《昭和20年3月7日、農林官僚の父、専一さんと母、安紀さんの長男として東京都で生まれた。「禎一」という名前は専一さんが陸軍中将の岳父、影佐禎昭から一字を取って付けた。影佐は日中戦争での汪兆銘政権樹立に重要な役割を果たしたことで知られる。影佐も3月7日生まれで、この日は52歳の誕生日だった》
私が生まれたころ、祖父はパプアニューギニアのラバウルに出征していました。祖父にとっては私が初孫です。3歳のときに亡くなりましたが、両親からも、祖母やおばからも、ずいぶん祖父の話を聞かされました。軍人としての評価はいろいろあると思いますが、母やおばは、子供を笑わせるのが好きな、非常に面白い人だったと言っていました。落語なんかも好きだったようです。それなりの軍人でしたから、七回忌などは同盟通信社にいた松本重治さんや外交官など、そうそうたる方々がみえていたのを覚えています。

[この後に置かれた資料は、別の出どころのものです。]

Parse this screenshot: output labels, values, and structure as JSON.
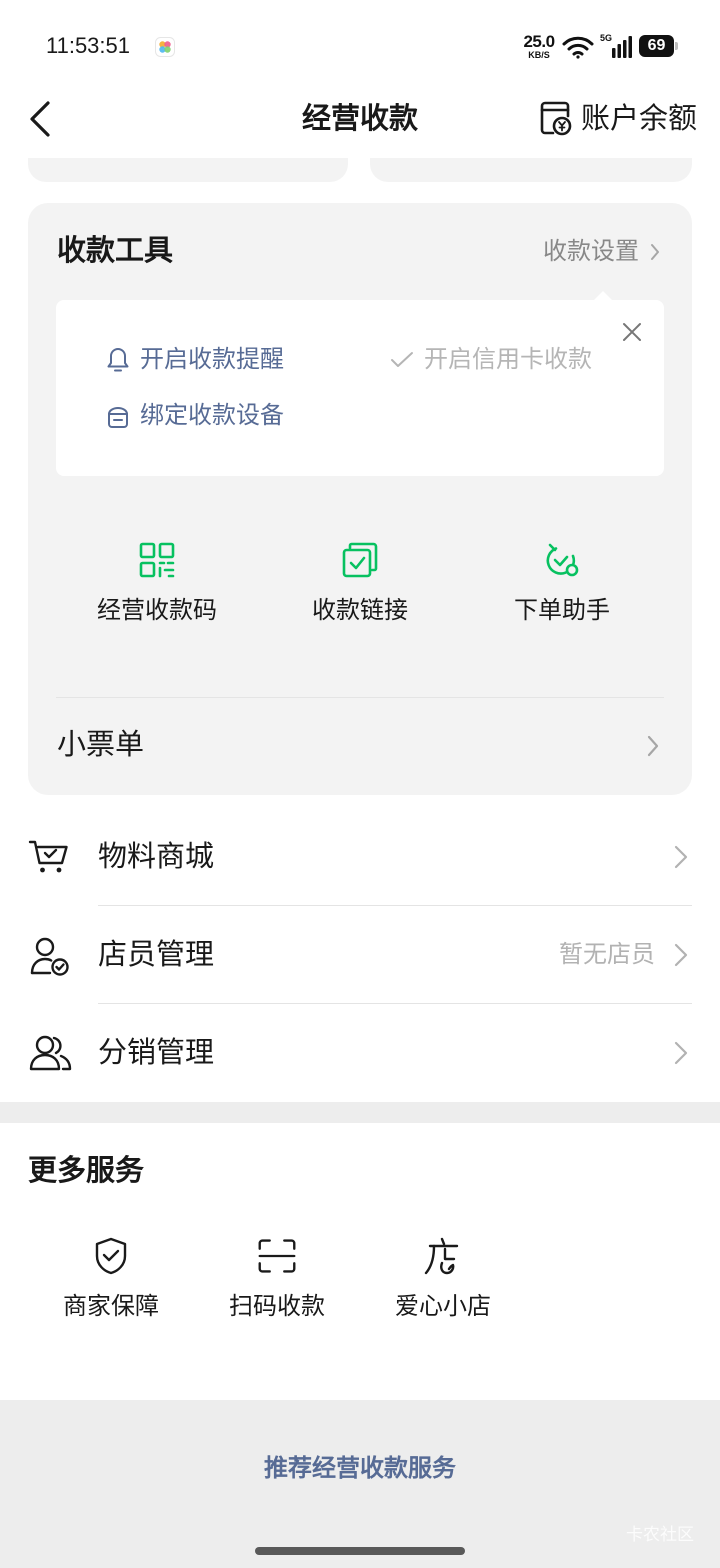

祖父の家には平安時代の武将の絵本がありましてね。今のNHK大河ドラマ「鎌倉殿の13人」に出てくる上総広常なんかは、あのころの本好きな男の子にとってはごく親しみのある人物ですよ。他にも畠山重忠とか大庭景親とか土肥実平とか…今でも名前がすらすら出てきます。小さいときに絵本で読んで覚えたことは、大人になってから覚えるより忘れないものですね。